Selon un rapport du Sénat intitulé « Pollution de l’air, le coût de l’inaction », publié ce mercredi 15 juillet, le coût annuel de la pollution de l’air s’élèverait « a minima » à 101,3 milliards d’euros par an, dépassant largement les 47 milliards (estimés) de coût sanitaire et social du tabac (soit deux fois plus).
La commission d’enquête sénatoriale, mise en place mi-mars et présidé par Jean-François Husson (Les Républicains, Meurthe-et-Moselle), avait pour mission d’estimer la charge financière globale de la mauvaise qualité de l’air. Une évaluation jamais établie jusqu’alors, qui intègre non seulement les dommages sanitaires de la pollution, mais également ses conséquences sur les bâtiments, les écosystèmes et l’agriculture.
« La pollution n’est pas qu’une aberration sanitaire, c’est aussi une aberration économique » conclut le rapport, voté à l’unanimité par ses 17 membres. Si les nombreux maux provoqués par les particules fines, l’ozone, le monoxyde de carbone et autres oxydes d’azote polluant l’air sont connus, le coût économique et financier qui leur est associé (soins, hospitalisation, versement d’indemnités journalières, pensions d’invalidité, absentéisme, perte de productivité…) est encore loin néanmoins d’être « suffisamment appréhendé par les pouvoirs publics et les entreprises ». Selon la commission, le seul coût économique de l’impact sanitaire est compris entre 68 et 97 milliards d’euros.
« Et encore, il reste sous-évalué », souligne la sénatrice EELV de Paris, Leila Aïchi, instigatrice et rapporteure de la commission. « Les études jusqu’alors menées comportent d’importantes limites. Elles reposent sur un nombre très restreint de polluants, l’ozone et les particules fines étant les principaux retenus. Les effets cocktail ne sont nullement pris en compte. Et le coût sanitaire de la pollution de l’air intérieur n’est quasiment jamais intégré ». La mauvaise qualité de l’air intérieur représenterait à elle seule une charge annuelle nette de 19,5 milliards d’euros.
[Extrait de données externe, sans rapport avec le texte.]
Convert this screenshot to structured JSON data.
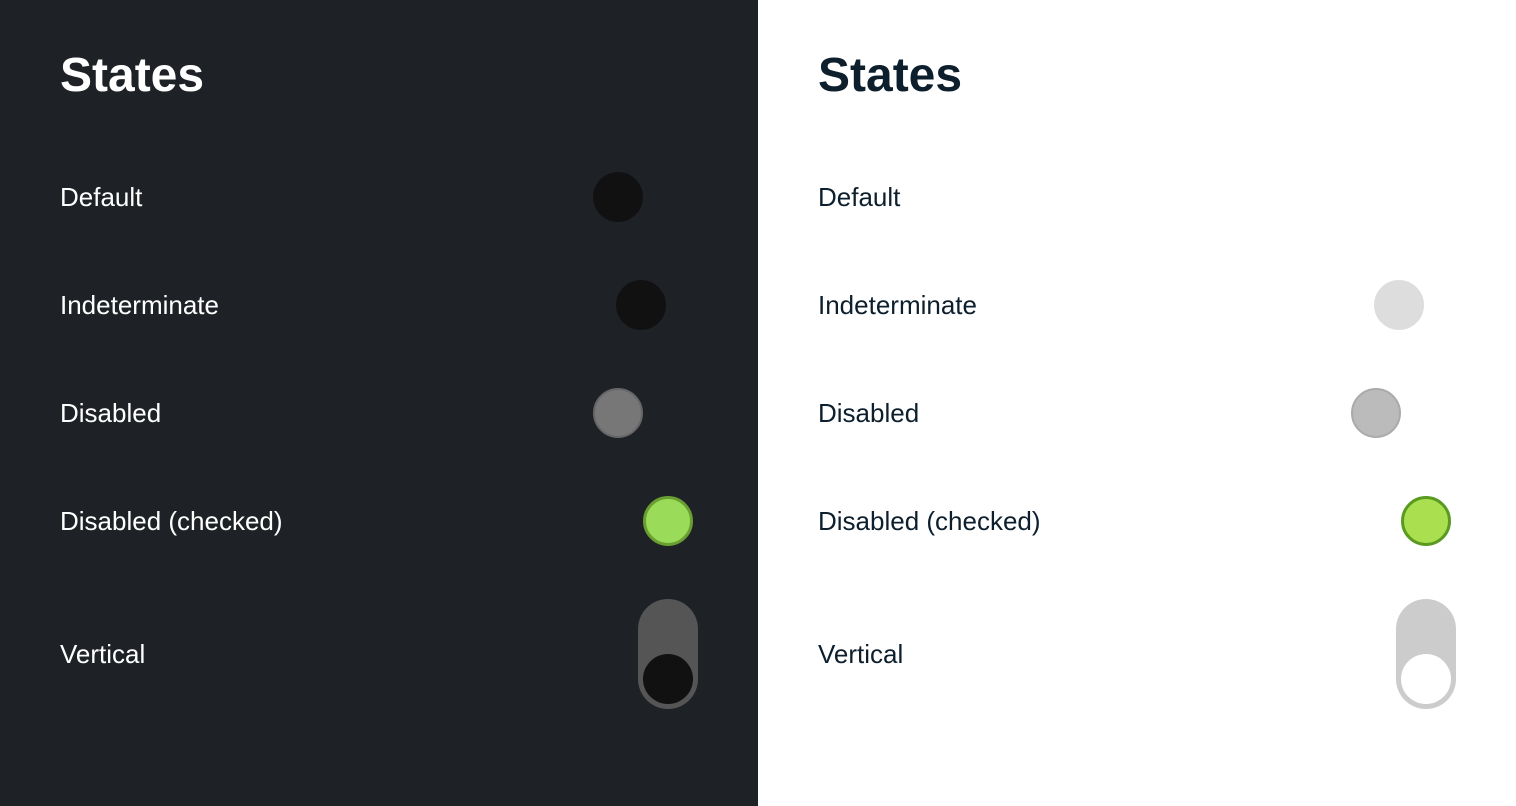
{
  "dark_panel": {
    "title": "States",
    "states": [
      {
        "label": "Default",
        "key": "default"
      },
      {
        "label": "Indeterminate",
        "key": "indeterminate"
      },
      {
        "label": "Disabled",
        "key": "disabled"
      },
      {
        "label": "Disabled (checked)",
        "key": "disabled-checked"
      },
      {
        "label": "Vertical",
        "key": "vertical"
      }
    ]
  },
  "light_panel": {
    "title": "States",
    "states": [
      {
        "label": "Default",
        "key": "default"
      },
      {
        "label": "Indeterminate",
        "key": "indeterminate"
      },
      {
        "label": "Disabled",
        "key": "disabled"
      },
      {
        "label": "Disabled (checked)",
        "key": "disabled-checked"
      },
      {
        "label": "Vertical",
        "key": "vertical"
      }
    ]
  }
}
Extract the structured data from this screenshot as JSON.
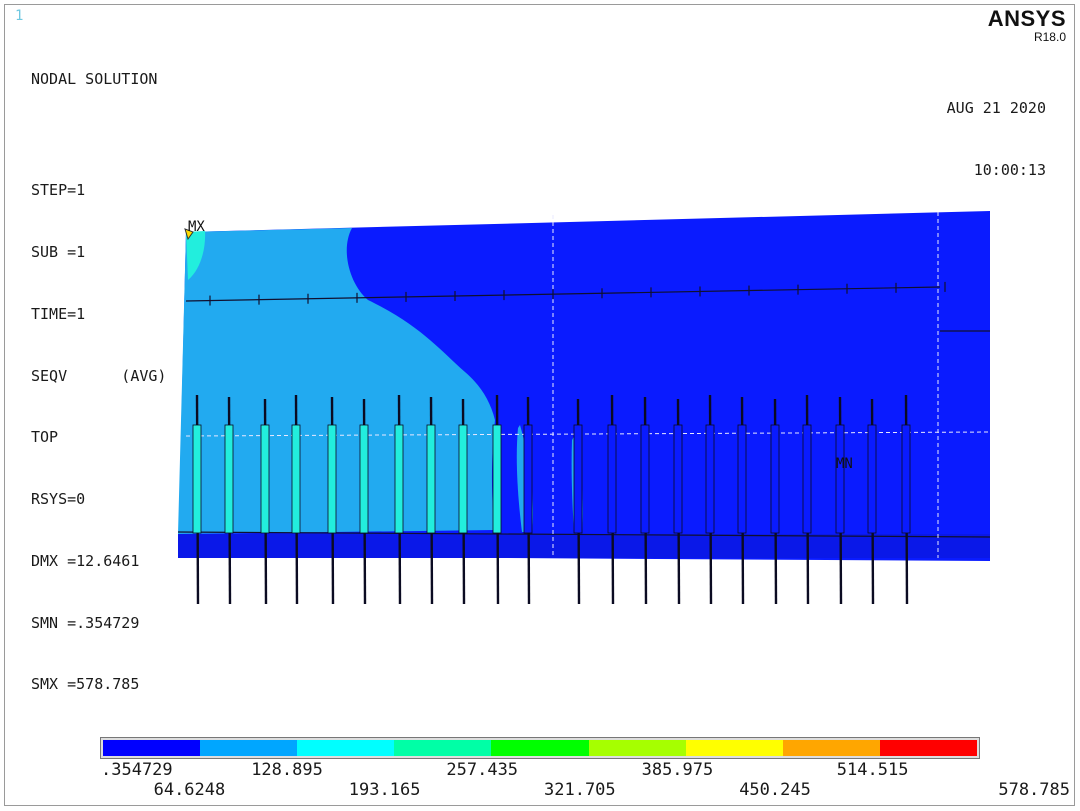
{
  "window": {
    "number": "1"
  },
  "logo": {
    "brand": "ANSYS",
    "release": "R18.0"
  },
  "info": {
    "title": "NODAL SOLUTION",
    "step": "STEP=1",
    "sub": "SUB =1",
    "time": "TIME=1",
    "result": "SEQV      (AVG)",
    "layer": "TOP",
    "rsys": "RSYS=0",
    "dmx": "DMX =12.6461",
    "smn": "SMN =.354729",
    "smx": "SMX =578.785"
  },
  "stamp": {
    "date": "AUG 21 2020",
    "time": "10:00:13"
  },
  "markers": {
    "max": "MX",
    "min": "MN"
  },
  "legend": {
    "colors": [
      "#0000ff",
      "#00a6ff",
      "#00ffff",
      "#00ffa6",
      "#00ff00",
      "#a6ff00",
      "#ffff00",
      "#ffa600",
      "#ff0000"
    ],
    "values": [
      ".354729",
      "64.6248",
      "128.895",
      "193.165",
      "257.435",
      "321.705",
      "385.975",
      "450.245",
      "514.515",
      "578.785"
    ]
  },
  "colors": {
    "contour_dark": "#0a1bff",
    "contour_light": "#22aaf0",
    "contour_cyan": "#22eedd"
  }
}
Une charge que la commission a préféré ne pas intégrer dans son estimation globale, impacts de la pollution de l’air intérieur et extérieur se recoupant en partie.
Au-delà des dommages sanitaires, la pollution de l’air a également des conséquences non sanitaires directes : impact sur la santé animale et végétale, détérioration des bâtiments. Réalisant un premier chiffrage avec les données disponibles, complété des dépenses liées aux politiques de prévention et de surveillance de la qualité de l’air, la commission estime, là encore « a minima », ce coût non sanitaire à 4,3 milliards d’euros.
L’ensemble de ces coûts doivent être appréciés au regard des bénéfices tirés de la prévention et la lutte contre la pollution, soulignent cependant les sénateurs. Selon l’Institut national de l’environnement et des risques (Ineris), le respect des normes de l’Organisation mondiale de la santé (OMS) – aujourd’hui fréquemment dépassées en France –, pourrait générer un bénéfice sanitaire net de 11 milliards d’euros par an. Un chiffre qui, pour eux, encourage la mise en œuvre de politiques volontaristes. La commission formule une soixantaine de propositions pour lutter « efficacement » contre ce fléau, dont la mise en place d’une véritable fiscalité écologique et un renforcement des normes existantes.